The nave is plastered and flagged, with a 19th-century roof of four bays featuring arch-braced collars on hammer beams and shaped wind braces to single purlins. Two-bay arcades flank the nave to each short aisle. The south arcade is 15th century, with hollow-sided octagonal columns, capitals and imposts (one displaying a trefoiled niche), while the north arcade reproduces this design in 19th-century work. The chancel arch is a robust composition with stiff-leaf capitals bearing a dog-tooth band on double shafts. The tower arch, 15th century, features an inner shaft and outer hollow chamfer, with an arch of two hollow-chamfered orders. The chancel itself is 19th-century work of two bays with a similar roof treatment. A 15th-century piscina occupies the south side.

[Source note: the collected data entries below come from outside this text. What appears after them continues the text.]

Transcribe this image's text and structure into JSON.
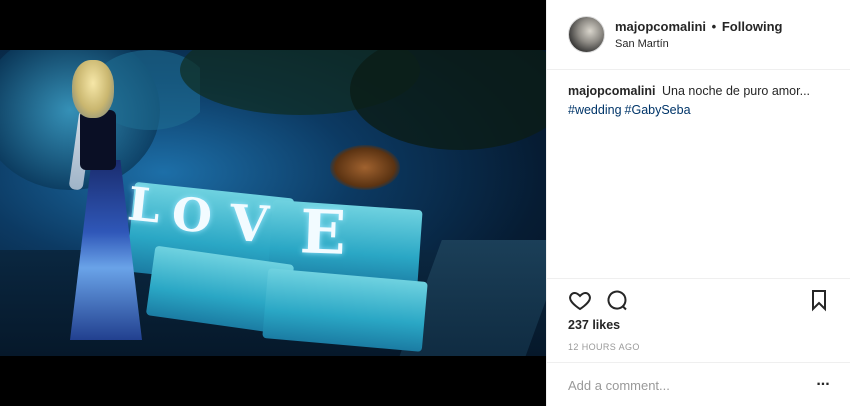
{
  "post": {
    "username": "majopcomalini",
    "separator": "•",
    "follow_status": "Following",
    "location": "San Martín",
    "caption": {
      "author": "majopcomalini",
      "text": "Una noche de puro amor...",
      "hashtags": [
        "#wedding",
        "#GabySeba"
      ]
    },
    "photo": {
      "letters": [
        "L",
        "O",
        "V",
        "E"
      ]
    },
    "likes": "237 likes",
    "timestamp": "12 HOURS AGO",
    "comment_placeholder": "Add a comment...",
    "more_label": "..."
  },
  "icons": {
    "like": "heart-icon",
    "comment": "comment-icon",
    "save": "bookmark-icon",
    "more": "more-options-icon"
  }
}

Fittings include a 15th-century octagonal font with quatrefoiled panels on a tapered base; a 19th-century oak pulpit with stone approach steps and low balustrade; and 19th-century pews, choir stalls, and communion rail. A late 16th to early 17th-century tower screen features a round-arched arcade with carved spandrels, wider at its centre with a pair of doors, brackets and plaster coving supporting a canted panelled gallery above.

Monuments and Memorials

The chancel north side bears a Gothic limestone monument by Osmund to William Bowles of Heale House, died 1826. On the south side are a long sarcophagus tablet of grey and white marble to Canon William Bowles (died 1788) and his wife, damaged; and a tablet of grey and white marbles with arms in monstrance, cornice, and shaped apron, to Rev John Wyndham, died 1816.

In the nave north side stands a white marble tablet on grey by Osmund—a gabled corniced tablet to William Lawer (died 1813), his wife, and son. The north aisle contains a small moulded marble tablet by Croomes to Mrs Hannah Biggs, a domestic (died 1812), and two terrazzo monuments of 20th-century date. The south aisle displays two limestone wall monuments: one with a brass panel bearing strapwork surround, cornice carrying arms, and plinth below, to Gerrard Errington of Heale, died 1596, with some painting; and an elegant wall monument in Carrara marble with oak leaves and scrolls flanking the panel, carved frieze, cornice and shaped gable flanked by lamps, a putto on the apron and acanthus brackets, to Edward Polhill (died 1759) and his sister (died 1782).

Brasses include a plain example of 1809 to Philip Self in the south aisle, and 20th-century brasses in the north aisle. A small painted royal arms of George III is also present.

Furniture comprises a 17th-century chest of five carved panes and two late 17th to early 18th-century half-octagonal tables with arches between turned legs.